Enhance explanation of transformer benefits and TabPFN design

StatMixedML · web-flow · commit 2c2f109dedfe · 2025-09-12T12:02:44.000+02:00
Clarify the advantages of transformers for tabular datasets and explain the role of the MLP in TabPFN.
diff --git a/annotated/annotated nanoTabPFN.md b/annotated/annotated nanoTabPFN.md
@@ -164,8 +164,8 @@ Through in-context learning, transformers can:
 
 ### **Scalable Parallelization**
 Unlike sequential models, transformers offer:
-- Parallelization across sequence length during training
-- Efficient batch processing on modern hardware (GPUs)

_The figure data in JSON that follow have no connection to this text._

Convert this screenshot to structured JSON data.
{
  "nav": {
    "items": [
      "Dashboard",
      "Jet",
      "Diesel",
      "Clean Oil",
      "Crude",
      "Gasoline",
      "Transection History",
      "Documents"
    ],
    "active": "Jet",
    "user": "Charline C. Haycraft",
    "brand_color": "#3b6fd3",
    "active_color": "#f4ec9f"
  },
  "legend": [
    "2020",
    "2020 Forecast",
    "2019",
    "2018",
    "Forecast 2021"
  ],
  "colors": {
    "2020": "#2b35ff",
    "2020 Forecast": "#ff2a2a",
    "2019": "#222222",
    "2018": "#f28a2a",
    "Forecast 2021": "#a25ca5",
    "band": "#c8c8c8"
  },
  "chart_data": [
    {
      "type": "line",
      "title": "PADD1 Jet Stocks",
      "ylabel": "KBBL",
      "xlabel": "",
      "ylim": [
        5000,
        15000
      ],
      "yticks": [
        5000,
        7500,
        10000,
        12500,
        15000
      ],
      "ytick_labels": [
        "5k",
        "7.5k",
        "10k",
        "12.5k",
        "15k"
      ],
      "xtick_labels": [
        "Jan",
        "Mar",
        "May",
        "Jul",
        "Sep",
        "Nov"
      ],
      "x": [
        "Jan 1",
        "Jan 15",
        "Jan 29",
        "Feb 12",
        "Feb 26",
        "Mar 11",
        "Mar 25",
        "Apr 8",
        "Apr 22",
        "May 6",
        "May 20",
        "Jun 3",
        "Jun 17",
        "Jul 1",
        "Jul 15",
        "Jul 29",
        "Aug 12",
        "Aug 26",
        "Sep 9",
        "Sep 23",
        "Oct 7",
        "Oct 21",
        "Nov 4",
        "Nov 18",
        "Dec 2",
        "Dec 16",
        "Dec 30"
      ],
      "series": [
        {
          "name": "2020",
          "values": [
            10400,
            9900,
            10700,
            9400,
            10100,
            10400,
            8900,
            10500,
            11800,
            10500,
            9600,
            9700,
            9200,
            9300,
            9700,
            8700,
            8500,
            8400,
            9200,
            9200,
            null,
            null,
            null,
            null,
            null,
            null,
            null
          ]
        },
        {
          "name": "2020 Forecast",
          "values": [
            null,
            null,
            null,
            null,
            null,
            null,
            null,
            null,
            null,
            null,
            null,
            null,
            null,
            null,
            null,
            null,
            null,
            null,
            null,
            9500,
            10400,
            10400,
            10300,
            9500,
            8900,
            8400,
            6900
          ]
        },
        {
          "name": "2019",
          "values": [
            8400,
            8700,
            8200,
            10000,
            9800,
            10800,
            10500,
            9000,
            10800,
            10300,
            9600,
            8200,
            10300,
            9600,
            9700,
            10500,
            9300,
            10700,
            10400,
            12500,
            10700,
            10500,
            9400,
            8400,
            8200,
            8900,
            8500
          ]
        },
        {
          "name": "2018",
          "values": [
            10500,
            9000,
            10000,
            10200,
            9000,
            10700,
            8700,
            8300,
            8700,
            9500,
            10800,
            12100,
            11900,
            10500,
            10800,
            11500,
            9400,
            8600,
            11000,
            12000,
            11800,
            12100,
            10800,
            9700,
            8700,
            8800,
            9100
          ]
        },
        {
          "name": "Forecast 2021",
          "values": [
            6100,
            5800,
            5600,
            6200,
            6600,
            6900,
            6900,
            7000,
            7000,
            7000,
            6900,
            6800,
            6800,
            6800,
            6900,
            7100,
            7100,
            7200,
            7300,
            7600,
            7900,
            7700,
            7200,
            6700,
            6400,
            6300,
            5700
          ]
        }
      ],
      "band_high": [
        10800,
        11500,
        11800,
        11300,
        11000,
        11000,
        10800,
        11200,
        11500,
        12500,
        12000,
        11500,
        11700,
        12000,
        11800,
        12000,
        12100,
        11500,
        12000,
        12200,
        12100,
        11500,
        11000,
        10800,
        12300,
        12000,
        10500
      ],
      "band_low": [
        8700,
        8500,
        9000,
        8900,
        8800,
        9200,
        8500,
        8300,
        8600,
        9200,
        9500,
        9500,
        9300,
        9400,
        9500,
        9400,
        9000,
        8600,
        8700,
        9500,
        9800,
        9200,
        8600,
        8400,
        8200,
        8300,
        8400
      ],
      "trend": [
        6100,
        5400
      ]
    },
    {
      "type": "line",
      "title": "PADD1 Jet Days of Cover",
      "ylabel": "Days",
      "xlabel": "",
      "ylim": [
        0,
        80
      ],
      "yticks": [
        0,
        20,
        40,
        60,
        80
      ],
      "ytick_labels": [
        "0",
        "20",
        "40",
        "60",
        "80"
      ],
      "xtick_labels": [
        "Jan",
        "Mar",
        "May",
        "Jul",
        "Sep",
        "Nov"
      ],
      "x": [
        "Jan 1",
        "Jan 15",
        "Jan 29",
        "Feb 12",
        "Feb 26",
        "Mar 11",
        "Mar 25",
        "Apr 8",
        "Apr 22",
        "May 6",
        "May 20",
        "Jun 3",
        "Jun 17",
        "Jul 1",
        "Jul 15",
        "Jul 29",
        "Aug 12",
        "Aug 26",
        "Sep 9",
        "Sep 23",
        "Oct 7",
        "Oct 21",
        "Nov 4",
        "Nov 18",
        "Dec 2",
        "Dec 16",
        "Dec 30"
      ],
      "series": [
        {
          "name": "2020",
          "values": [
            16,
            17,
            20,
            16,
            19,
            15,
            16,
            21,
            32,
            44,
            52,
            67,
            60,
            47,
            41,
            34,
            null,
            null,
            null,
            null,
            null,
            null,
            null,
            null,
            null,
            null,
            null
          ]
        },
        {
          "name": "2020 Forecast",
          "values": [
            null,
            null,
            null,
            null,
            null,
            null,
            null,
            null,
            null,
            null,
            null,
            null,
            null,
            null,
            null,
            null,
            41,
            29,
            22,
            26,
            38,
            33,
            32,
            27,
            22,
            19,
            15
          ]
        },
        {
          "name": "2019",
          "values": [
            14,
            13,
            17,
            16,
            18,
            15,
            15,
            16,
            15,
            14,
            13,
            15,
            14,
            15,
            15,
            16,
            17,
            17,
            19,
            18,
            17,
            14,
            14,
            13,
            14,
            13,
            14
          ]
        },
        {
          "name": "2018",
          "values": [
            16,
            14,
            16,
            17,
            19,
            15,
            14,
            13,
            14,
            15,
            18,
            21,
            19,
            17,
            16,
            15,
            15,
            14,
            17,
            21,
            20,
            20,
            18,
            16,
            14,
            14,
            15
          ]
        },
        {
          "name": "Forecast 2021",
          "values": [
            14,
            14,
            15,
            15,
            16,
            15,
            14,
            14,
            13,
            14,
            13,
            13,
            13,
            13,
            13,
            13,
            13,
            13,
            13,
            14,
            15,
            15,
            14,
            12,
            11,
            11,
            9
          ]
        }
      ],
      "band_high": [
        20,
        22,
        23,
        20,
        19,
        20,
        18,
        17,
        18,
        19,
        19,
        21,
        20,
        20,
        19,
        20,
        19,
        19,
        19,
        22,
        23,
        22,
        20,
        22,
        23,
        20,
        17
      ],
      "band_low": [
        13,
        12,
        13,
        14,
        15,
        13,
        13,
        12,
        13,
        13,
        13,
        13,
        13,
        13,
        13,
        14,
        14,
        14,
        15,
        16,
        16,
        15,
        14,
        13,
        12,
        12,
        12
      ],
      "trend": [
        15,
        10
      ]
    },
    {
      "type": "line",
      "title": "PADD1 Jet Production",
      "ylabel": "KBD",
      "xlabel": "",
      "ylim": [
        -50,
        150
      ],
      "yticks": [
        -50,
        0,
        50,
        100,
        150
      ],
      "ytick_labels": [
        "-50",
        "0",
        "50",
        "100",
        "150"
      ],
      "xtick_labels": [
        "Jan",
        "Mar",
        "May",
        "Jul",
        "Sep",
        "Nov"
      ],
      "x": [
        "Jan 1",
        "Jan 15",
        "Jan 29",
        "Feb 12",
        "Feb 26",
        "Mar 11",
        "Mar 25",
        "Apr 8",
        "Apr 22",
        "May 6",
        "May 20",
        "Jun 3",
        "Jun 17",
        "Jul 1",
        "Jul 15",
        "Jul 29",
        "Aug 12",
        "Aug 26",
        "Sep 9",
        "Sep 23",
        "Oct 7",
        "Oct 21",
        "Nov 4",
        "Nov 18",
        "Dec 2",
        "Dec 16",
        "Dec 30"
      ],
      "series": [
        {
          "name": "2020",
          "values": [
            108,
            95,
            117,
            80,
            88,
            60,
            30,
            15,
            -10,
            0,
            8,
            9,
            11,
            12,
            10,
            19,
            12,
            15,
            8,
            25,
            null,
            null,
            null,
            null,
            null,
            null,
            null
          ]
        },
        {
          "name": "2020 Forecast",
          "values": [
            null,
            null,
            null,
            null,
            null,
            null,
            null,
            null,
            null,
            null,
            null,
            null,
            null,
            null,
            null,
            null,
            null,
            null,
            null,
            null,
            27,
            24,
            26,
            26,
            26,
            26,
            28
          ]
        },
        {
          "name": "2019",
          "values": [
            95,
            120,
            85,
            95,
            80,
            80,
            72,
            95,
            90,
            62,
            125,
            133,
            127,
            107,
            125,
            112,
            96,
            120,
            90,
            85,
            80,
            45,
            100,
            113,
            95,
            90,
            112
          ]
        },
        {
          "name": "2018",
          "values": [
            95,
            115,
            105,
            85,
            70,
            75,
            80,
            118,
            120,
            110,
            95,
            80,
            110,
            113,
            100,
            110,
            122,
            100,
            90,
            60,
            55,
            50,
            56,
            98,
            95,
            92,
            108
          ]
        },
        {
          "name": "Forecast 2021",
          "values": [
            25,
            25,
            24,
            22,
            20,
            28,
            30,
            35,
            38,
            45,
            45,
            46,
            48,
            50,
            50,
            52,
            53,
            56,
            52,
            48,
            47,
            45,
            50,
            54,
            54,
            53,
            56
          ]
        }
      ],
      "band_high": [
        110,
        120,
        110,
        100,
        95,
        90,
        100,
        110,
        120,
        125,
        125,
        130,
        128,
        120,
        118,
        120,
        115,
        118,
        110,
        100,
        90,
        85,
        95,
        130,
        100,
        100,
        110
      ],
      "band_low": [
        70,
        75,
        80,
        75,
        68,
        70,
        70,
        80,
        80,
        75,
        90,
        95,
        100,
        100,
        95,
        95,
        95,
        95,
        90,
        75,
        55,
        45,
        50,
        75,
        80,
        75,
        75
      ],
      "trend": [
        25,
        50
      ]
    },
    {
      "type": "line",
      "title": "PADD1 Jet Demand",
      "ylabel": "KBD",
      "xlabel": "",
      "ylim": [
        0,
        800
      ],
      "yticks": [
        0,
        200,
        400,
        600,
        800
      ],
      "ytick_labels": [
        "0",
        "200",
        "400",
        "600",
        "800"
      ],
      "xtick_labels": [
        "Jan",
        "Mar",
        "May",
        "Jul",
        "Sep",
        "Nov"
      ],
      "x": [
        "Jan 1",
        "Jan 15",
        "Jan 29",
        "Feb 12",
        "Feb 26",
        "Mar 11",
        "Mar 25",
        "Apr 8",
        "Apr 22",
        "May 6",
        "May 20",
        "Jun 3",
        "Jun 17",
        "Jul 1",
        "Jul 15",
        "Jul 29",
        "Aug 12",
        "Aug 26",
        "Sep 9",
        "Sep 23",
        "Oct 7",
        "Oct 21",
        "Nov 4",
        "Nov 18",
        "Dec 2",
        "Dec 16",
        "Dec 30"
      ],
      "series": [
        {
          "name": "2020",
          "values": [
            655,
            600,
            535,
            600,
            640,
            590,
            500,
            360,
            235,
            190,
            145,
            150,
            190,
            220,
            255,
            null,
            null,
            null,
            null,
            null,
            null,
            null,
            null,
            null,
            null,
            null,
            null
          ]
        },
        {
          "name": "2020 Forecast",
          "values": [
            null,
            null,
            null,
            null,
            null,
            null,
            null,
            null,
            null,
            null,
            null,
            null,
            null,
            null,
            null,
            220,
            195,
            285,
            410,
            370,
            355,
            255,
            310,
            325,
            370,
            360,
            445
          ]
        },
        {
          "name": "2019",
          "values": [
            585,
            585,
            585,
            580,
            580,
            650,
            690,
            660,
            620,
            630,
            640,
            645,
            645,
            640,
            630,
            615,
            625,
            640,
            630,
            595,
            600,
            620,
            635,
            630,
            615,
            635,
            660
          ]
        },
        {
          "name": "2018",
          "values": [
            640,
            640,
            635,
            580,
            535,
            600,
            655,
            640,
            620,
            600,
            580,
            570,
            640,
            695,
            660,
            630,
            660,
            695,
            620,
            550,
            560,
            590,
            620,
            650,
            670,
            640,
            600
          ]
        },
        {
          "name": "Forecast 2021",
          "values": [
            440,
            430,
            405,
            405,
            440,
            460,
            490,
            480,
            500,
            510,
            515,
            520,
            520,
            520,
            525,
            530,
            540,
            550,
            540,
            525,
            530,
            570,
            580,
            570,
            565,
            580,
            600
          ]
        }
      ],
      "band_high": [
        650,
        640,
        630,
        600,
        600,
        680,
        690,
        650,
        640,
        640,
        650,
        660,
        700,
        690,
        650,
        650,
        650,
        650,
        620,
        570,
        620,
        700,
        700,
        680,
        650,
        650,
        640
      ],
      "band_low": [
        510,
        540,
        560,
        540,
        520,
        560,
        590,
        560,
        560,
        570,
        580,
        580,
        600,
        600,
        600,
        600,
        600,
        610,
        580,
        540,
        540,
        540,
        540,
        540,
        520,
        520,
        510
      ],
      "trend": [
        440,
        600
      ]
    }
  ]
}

+- One-step computation across the full sequence: self-attention eliminates sequential dependencies, enabling all token–token interactions to be computed in a single set of matrix multiplications
+- Full exploitation of GPU parallelism: large batched matrix multiplications allow efficient use of modern hardware, with parallelism across batches and attention heads
 
 These advantages make transformers well-suited for foundation models for diverse tabular datasets without task-specific modifications. While challenges remain - particularly the quadratic complexity for large datasets - the flexibility, and expressiveness make transformers the architecture of choice for tabular foundation models. It is important to note that TabPFN uses only the transformer encoder because tabular prediction is a task where we need to classify/regress all test samples simultaneously based on the provided context, not generate outputs sequentially like in language generation. The "decoder" in TabPFN is simply a MLP that maps the enriched target embeddings from the transformer encoder to final predictions - it's not a transformer decoder at all. This design mirrors architectures where transformer encoders extract rich representations that are then passed through task-specific heads, rather than GPT-style decoders that generate tokens autoregressively.